The convention has a list of countries, called Annex I to the convention, with historical responsibility. The other countries, including India, were called non-Annex I.
The US and most developed countries want no reference to the Annex I in the Paris pact. They say some poor countries have become emerging economies and all countries should be brought on a par. India and some developing countries believe doing away with the annexes will remove historical responsibility, while emissions stocked by the developed countries have not changed with time.
The developed nations, however, agree the Paris agreement would be decided under the UNFCCC. The convention would be like a constitution of a country, and the Paris agreement would implement its objectives like a law. One of that principles is that of common but differentiated responsibilities.
Developed countries often refer to the fact that current and future emissions are bound to increase from emerging economies such as India and that must be prevented under the Paris agreement.
Since the convention was signed, the stocks of emissions from developed countries have risen. Developing countries are getting on to that path. “If only the current and future flow of emissions is tackled and historical emissions forgotten, then the burden of fighting climate change for historical emissions too gets transferred to our shoulders,” explained a negotiator.
But the US has held it will not permit the reference to the Annex I and non-Annex countries in the Paris agreement. Some countries have suggested referring to the differentiation (and consequently the historical responsibility) by using terms such as developed and developing countries.

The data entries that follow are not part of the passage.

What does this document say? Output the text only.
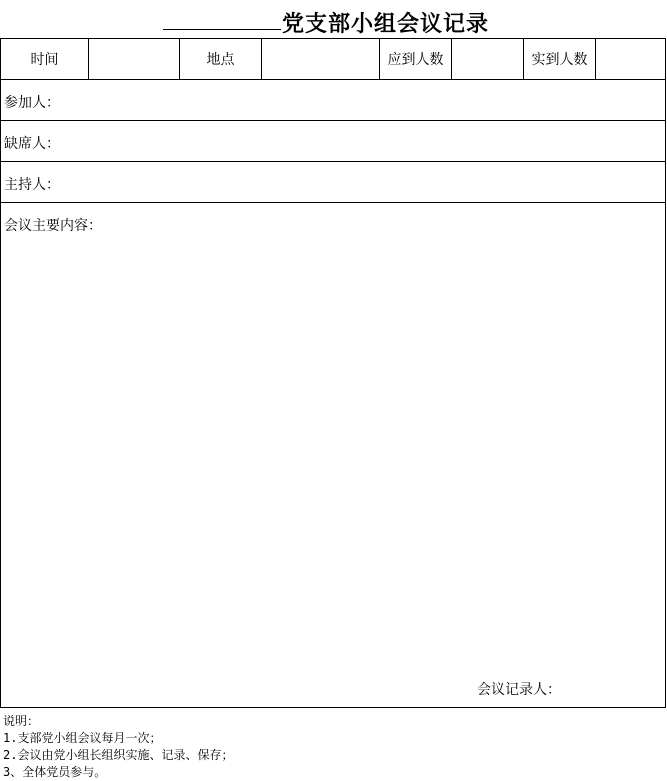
党支部小组会议记录
时间	地点	应到人数	实到人数
参加人：
缺席人：
主持人：
会议主要内容：
会议记录人：
说明：
1.支部党小组会议每月一次；
2.会议由党小组长组织实施、记录、保存；
3、全体党员参与。
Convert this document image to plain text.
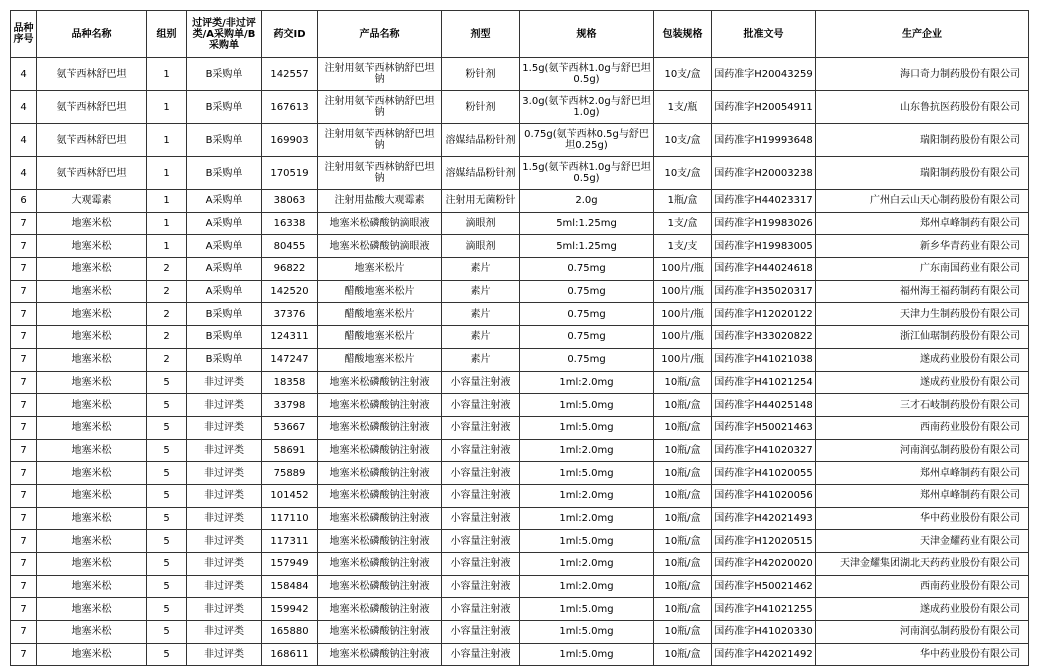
品种序号	品种名称	组别	过评类/非过评类/A采购单/B采购单	药交ID	产品名称	剂型	规格	包装规格	批准文号	生产企业
4	氨苄西林舒巴坦	1	B采购单	142557	注射用氨苄西林钠舒巴坦钠	粉针剂	1.5g(氨苄西林1.0g与舒巴坦0.5g)	10支/盒	国药准字H20043259	海口奇力制药股份有限公司
4	氨苄西林舒巴坦	1	B采购单	167613	注射用氨苄西林钠舒巴坦钠	粉针剂	3.0g(氨苄西林2.0g与舒巴坦1.0g)	1支/瓶	国药准字H20054911	山东鲁抗医药股份有限公司
4	氨苄西林舒巴坦	1	B采购单	169903	注射用氨苄西林钠舒巴坦钠	溶媒结晶粉针剂	0.75g(氨苄西林0.5g与舒巴坦0.25g)	10支/盒	国药准字H19993648	瑞阳制药股份有限公司
4	氨苄西林舒巴坦	1	B采购单	170519	注射用氨苄西林钠舒巴坦钠	溶媒结晶粉针剂	1.5g(氨苄西林1.0g与舒巴坦0.5g)	10支/盒	国药准字H20003238	瑞阳制药股份有限公司
6	大观霉素	1	A采购单	38063	注射用盐酸大观霉素	注射用无菌粉针	2.0g	1瓶/盒	国药准字H44023317	广州白云山天心制药股份有限公司
7	地塞米松	1	A采购单	16338	地塞米松磷酸钠滴眼液	滴眼剂	5ml:1.25mg	1支/盒	国药准字H19983026	郑州卓峰制药有限公司
7	地塞米松	1	A采购单	80455	地塞米松磷酸钠滴眼液	滴眼剂	5ml:1.25mg	1支/支	国药准字H19983005	新乡华青药业有限公司
7	地塞米松	2	A采购单	96822	地塞米松片	素片	0.75mg	100片/瓶	国药准字H44024618	广东南国药业有限公司
7	地塞米松	2	A采购单	142520	醋酸地塞米松片	素片	0.75mg	100片/瓶	国药准字H35020317	福州海王福药制药有限公司
7	地塞米松	2	B采购单	37376	醋酸地塞米松片	素片	0.75mg	100片/瓶	国药准字H12020122	天津力生制药股份有限公司
7	地塞米松	2	B采购单	124311	醋酸地塞米松片	素片	0.75mg	100片/瓶	国药准字H33020822	浙江仙琚制药股份有限公司
7	地塞米松	2	B采购单	147247	醋酸地塞米松片	素片	0.75mg	100片/瓶	国药准字H41021038	遂成药业股份有限公司
7	地塞米松	5	非过评类	18358	地塞米松磷酸钠注射液	小容量注射液	1ml:2.0mg	10瓶/盒	国药准字H41021254	遂成药业股份有限公司
7	地塞米松	5	非过评类	33798	地塞米松磷酸钠注射液	小容量注射液	1ml:5.0mg	10瓶/盒	国药准字H44025148	三才石岐制药股份有限公司
7	地塞米松	5	非过评类	53667	地塞米松磷酸钠注射液	小容量注射液	1ml:5.0mg	10瓶/盒	国药准字H50021463	西南药业股份有限公司
7	地塞米松	5	非过评类	58691	地塞米松磷酸钠注射液	小容量注射液	1ml:2.0mg	10瓶/盒	国药准字H41020327	河南润弘制药股份有限公司
7	地塞米松	5	非过评类	75889	地塞米松磷酸钠注射液	小容量注射液	1ml:5.0mg	10瓶/盒	国药准字H41020055	郑州卓峰制药有限公司
7	地塞米松	5	非过评类	101452	地塞米松磷酸钠注射液	小容量注射液	1ml:2.0mg	10瓶/盒	国药准字H41020056	郑州卓峰制药有限公司
7	地塞米松	5	非过评类	117110	地塞米松磷酸钠注射液	小容量注射液	1ml:2.0mg	10瓶/盒	国药准字H42021493	华中药业股份有限公司
7	地塞米松	5	非过评类	117311	地塞米松磷酸钠注射液	小容量注射液	1ml:5.0mg	10瓶/盒	国药准字H12020515	天津金耀药业有限公司
7	地塞米松	5	非过评类	157949	地塞米松磷酸钠注射液	小容量注射液	1ml:2.0mg	10瓶/盒	国药准字H42020020	天津金耀集团湖北天药药业股份有限公司
7	地塞米松	5	非过评类	158484	地塞米松磷酸钠注射液	小容量注射液	1ml:2.0mg	10瓶/盒	国药准字H50021462	西南药业股份有限公司
7	地塞米松	5	非过评类	159942	地塞米松磷酸钠注射液	小容量注射液	1ml:5.0mg	10瓶/盒	国药准字H41021255	遂成药业股份有限公司
7	地塞米松	5	非过评类	165880	地塞米松磷酸钠注射液	小容量注射液	1ml:5.0mg	10瓶/盒	国药准字H41020330	河南润弘制药股份有限公司
7	地塞米松	5	非过评类	168611	地塞米松磷酸钠注射液	小容量注射液	1ml:5.0mg	10瓶/盒	国药准字H42021492	华中药业股份有限公司
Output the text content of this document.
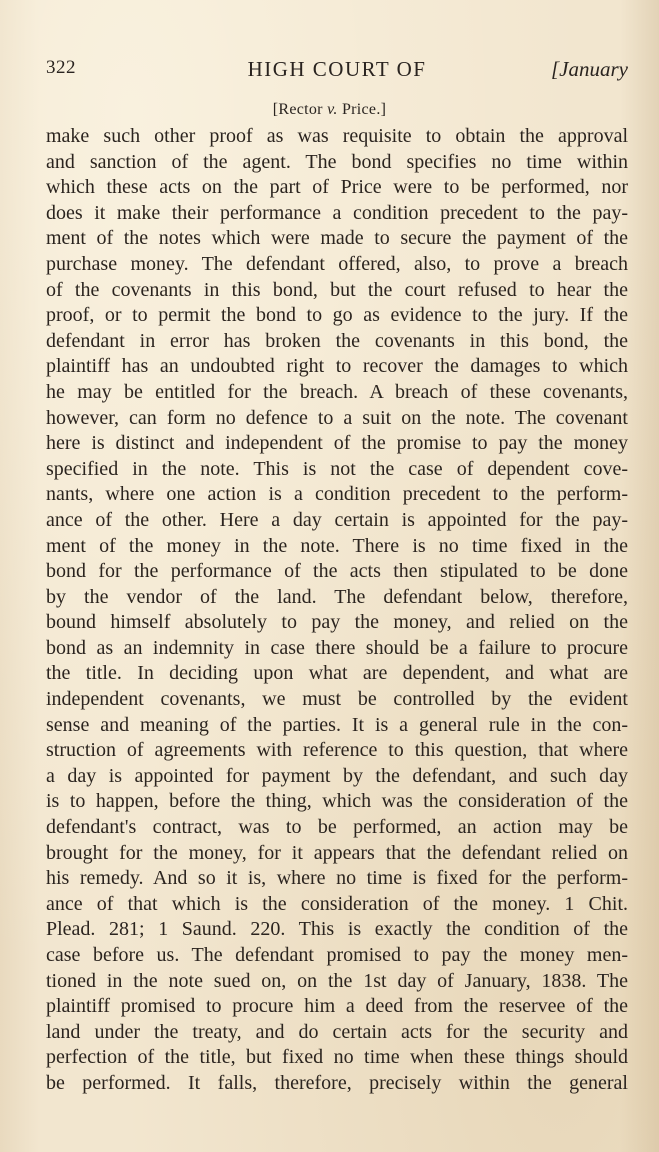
322	HIGH COURT OF	[January
[Rector v. Price.]
make such other proof as was requisite to obtain the approval
and sanction of the agent. The bond specifies no time within
which these acts on the part of Price were to be performed, nor
does it make their performance a condition precedent to the pay-
ment of the notes which were made to secure the payment of the
purchase money. The defendant offered, also, to prove a breach
of the covenants in this bond, but the court refused to hear the
proof, or to permit the bond to go as evidence to the jury. If the
defendant in error has broken the covenants in this bond, the
plaintiff has an undoubted right to recover the damages to which
he may be entitled for the breach. A breach of these covenants,
however, can form no defence to a suit on the note. The covenant
here is distinct and independent of the promise to pay the money
specified in the note. This is not the case of dependent cove-
nants, where one action is a condition precedent to the perform-
ance of the other. Here a day certain is appointed for the pay-
ment of the money in the note. There is no time fixed in the
bond for the performance of the acts then stipulated to be done
by the vendor of the land. The defendant below, therefore,
bound himself absolutely to pay the money, and relied on the
bond as an indemnity in case there should be a failure to procure
the title. In deciding upon what are dependent, and what are
independent covenants, we must be controlled by the evident
sense and meaning of the parties. It is a general rule in the con-
struction of agreements with reference to this question, that where
a day is appointed for payment by the defendant, and such day
is to happen, before the thing, which was the consideration of the
defendant's contract, was to be performed, an action may be
brought for the money, for it appears that the defendant relied on
his remedy. And so it is, where no time is fixed for the perform-
ance of that which is the consideration of the money. 1 Chit.
Plead. 281; 1 Saund. 220. This is exactly the condition of the
case before us. The defendant promised to pay the money men-
tioned in the note sued on, on the 1st day of January, 1838. The
plaintiff promised to procure him a deed from the reservee of the
land under the treaty, and do certain acts for the security and
perfection of the title, but fixed no time when these things should
be performed. It falls, therefore, precisely within the general
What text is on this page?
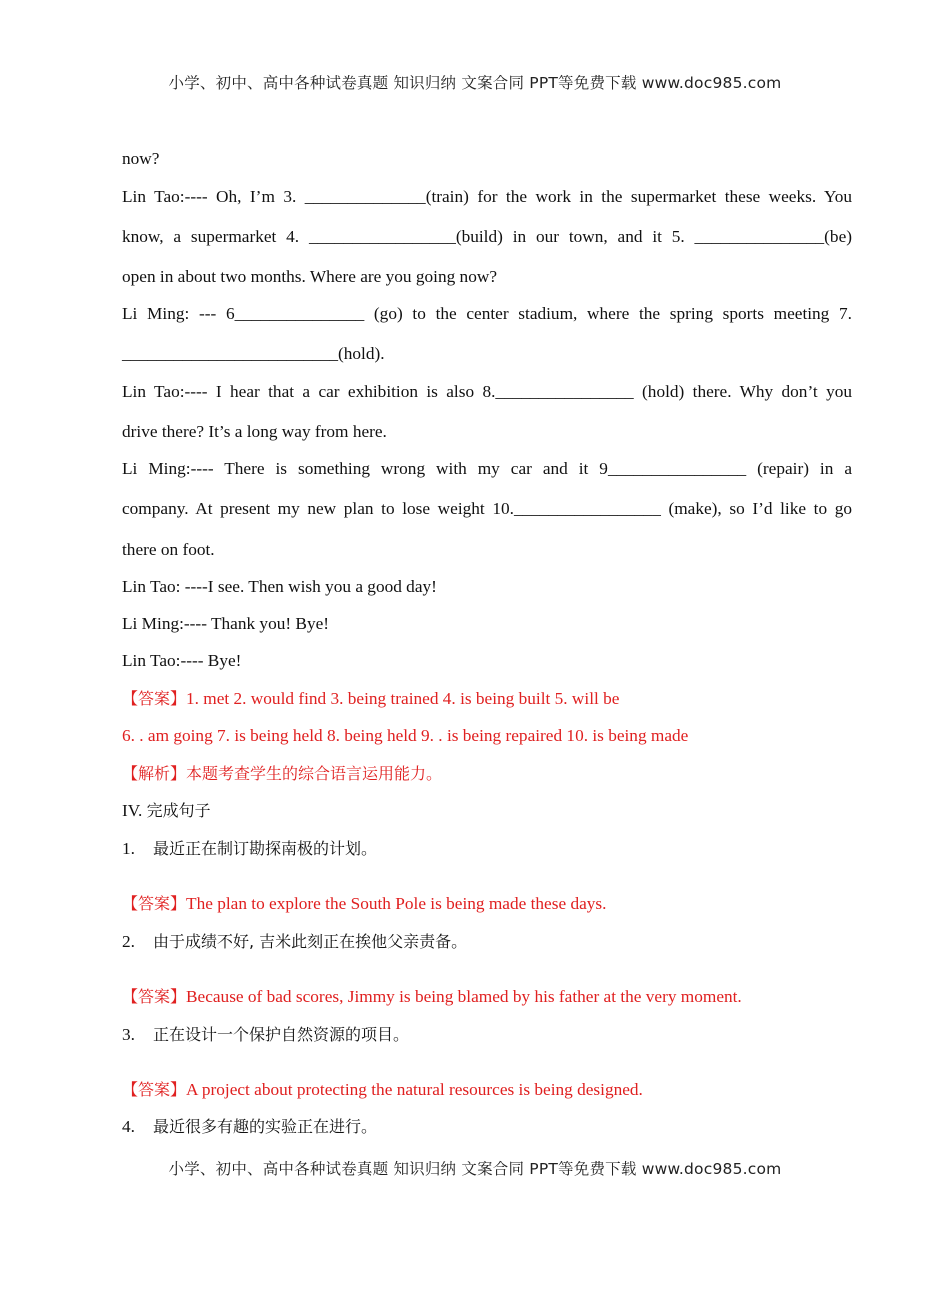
小学、初中、高中各种试卷真题 知识归纳 文案合同 PPT等免费下载 www.doc985.com
now?
Lin Tao:---- Oh, I’m 3. ______________(train) for the work in the supermarket these weeks. You
know, a supermarket 4. _________________(build) in our town, and it 5. _______________(be)
open in about two months. Where are you going now?
Li Ming: --- 6_______________ (go) to the center stadium, where the spring sports meeting 7.
_________________________(hold).
Lin Tao:---- I hear that a car exhibition is also 8.________________ (hold) there. Why don’t you
drive there? It’s a long way from here.
Li Ming:---- There is something wrong with my car and it 9________________ (repair) in a
company. At present my new plan to lose weight 10._________________ (make), so I’d like to go
there on foot.
Lin Tao: ----I see. Then wish you a good day!
Li Ming:---- Thank you! Bye!
Lin Tao:---- Bye!
【答案】1. met 2. would find 3. being trained 4. is being built 5. will be
6. . am going 7. is being held 8. being held 9. . is being repaired 10. is being made
【解析】本题考查学生的综合语言运用能力。
IV. 完成句子
1. 最近正在制订勘探南极的计划。
【答案】The plan to explore the South Pole is being made these days.
2. 由于成绩不好, 吉米此刻正在挨他父亲责备。
【答案】Because of bad scores, Jimmy is being blamed by his father at the very moment.
3. 正在设计一个保护自然资源的项目。
【答案】A project about protecting the natural resources is being designed.
4. 最近很多有趣的实验正在进行。
小学、初中、高中各种试卷真题 知识归纳 文案合同 PPT等免费下载 www.doc985.com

While in common parlance the words are used often while reporting on climate negotiations and the differentiation built into the convention’s architecture, the phrases actually have no clear agreed definition in UN forums.
Bringing these terminologies into the Paris agreement would require these to be defined by consensus of all 196 countries. It could become a chicken-and-egg situation, because again the US is firm it will not permit any reference to historical emissions. If the terms are not defined, then annexure-based differentiation could continue by default.
The idea of a carbon budget — with global responsibility being divided based on how much carbon stock each country should ideally be permitted to stream — also fails in the face of the US red lines.
The temperature-limit goal generates the total carbon stock that the planet can take. The parameters for carbon budget would have to be decided by consensus between 196 countries. Each country would want to define it on the basis of where its own carbon emissions, demographics and economies stand and how these are projected to grow. A consensus would remain elusive.
To break the logjam India, proposes that differentiation be kept alive by creating distinctly different nature of responsibilities in each of the elements of the Paris agreement, whether it is reducing emissions, providing climate finance or enabling clean technological devolution. This is often referred to as operationalisation of the principle of differentiation.
So far, it’s been strongly supported in this demand by many developing countries. Countries with tiny economies having clarity that their emissions would never be significant see no reason to argue for differentiation. This lot includes several least developed countries and small island countries.
The next one week will see India and others facing a challenge in this space. A question that has been asked often of India at the Paris summit is will it block the negotiations? One could turn it around and ask, would India be willing to stand with a few, or even no partner-countries, to defend its carbon and development rights.
The Indian delegation at Paris led by Javadekar would hope an answer to that question, regardless of how it is asked, is not needed by Friday when the French hope to seal the Paris agreement.